Ask the Stamping Expert: How can I reduce snap-through condition effects?

A: Many lamination and blanking dies incorporate moveable stripper plates. The effect of the die stripper on the press is significant and can be seen in both the press downstroke and upstroke. The higher above the bottom dead center (BDC) of the press stroke that the stripper contacts the material or the greater the lead of the stripper to the punches, the more pronounced these effects will be on the press.

Movement of the stripper plate has a particularly significant effect on the press upstroke. The stripper plate mass accelerates instantaneously from zero velocity to the velocity of the slide, putting a very high stress on the stripper bolts and sending the vibrational effects through the press. If stripper bolts are not designed correctly, they will eventually fail and break.

When the press is placed under load during the piercing and shearing operations of the die, press deflection energy is developed within the press structure. As the stamping material fractures, the stored deflection energy is released instantaneously, and the snap-through condition sends a large vibrational energy wave throughout the press structure. This condition is especially severe when all punches throughout the die are at the same level and hit at the same time and distance from BDC of the press stroke. The noise level also becomes unbearable, reaching more than 112 decibels.

To reduce the force, noise level, and vibration in the press, you can step the punches so they do not all hit at the same time. The design and tolerance of the stepping process must be precise, however, or it will cause even more problems.

When stepping punches, you need to know from the steel mill the stamping material thickness and its tolerance. Subtract 0.001 to 0.003 inch from the minimum material thickness dimension to find dimension x (see Figure 1), and grind the second step row of punches that much shorter. You can do this once more for a third step row if needed, but remember that you still need to balance the die within the press.

Using this method for stepping punches, there is no release of load or energy when material fracture accrues. If you use three steps, only one-third of the total punch tonnage is required, and noise will be reduced considerably.
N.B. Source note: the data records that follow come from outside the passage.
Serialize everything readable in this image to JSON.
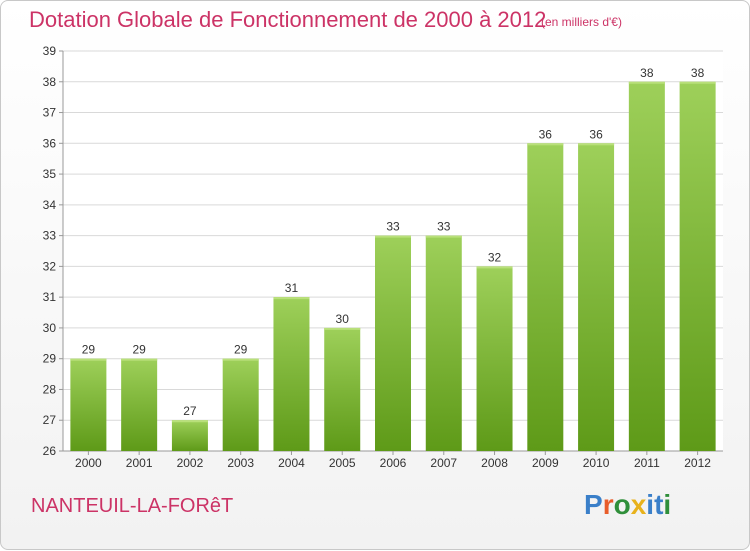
{
  "header": {
    "title": "Dotation Globale de Fonctionnement de 2000 à 2012",
    "unit": "(en milliers d'€)"
  },
  "footer": {
    "commune": "NANTEUIL-LA-FORêT",
    "logo_text": "Proxiti",
    "logo_colors": [
      "#3a7fc9",
      "#e85d2b",
      "#2f8f3a",
      "#e8b21c",
      "#3a7fc9",
      "#3a7fc9",
      "#2f8f3a"
    ]
  },
  "colors": {
    "accent": "#cc3366",
    "bar_top": "#9ed05a",
    "bar_bottom": "#5e9a18",
    "grid": "#d9d9d9",
    "axis_text": "#333333"
  },
  "chart_data": {
    "type": "bar",
    "title": "Dotation Globale de Fonctionnement de 2000 à 2012",
    "subtitle": "(en milliers d'€)",
    "xlabel": "",
    "ylabel": "",
    "categories": [
      "2000",
      "2001",
      "2002",
      "2003",
      "2004",
      "2005",
      "2006",
      "2007",
      "2008",
      "2009",
      "2010",
      "2011",
      "2012"
    ],
    "values": [
      29,
      29,
      27,
      29,
      31,
      30,
      33,
      33,
      32,
      36,
      36,
      38,
      38
    ],
    "ylim": [
      26,
      39
    ],
    "yticks": [
      26,
      27,
      28,
      29,
      30,
      31,
      32,
      33,
      34,
      35,
      36,
      37,
      38,
      39
    ],
    "grid": true,
    "legend": "none",
    "data_labels": true
  }
}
Because the energy to stamp the first holes is transferred to the second step holes at fracture and transferred again to the third step holes at fracture, compression is maintained through the press cycle, which will help improve die life, press life, and part quality.

Figure 1
When stepping punches, subtract 0.001 to 0.003 inch from the minimum material thickness dimension to find dimension x, and grind the second step row of punches that much shorter. You can do this once more for a third step row.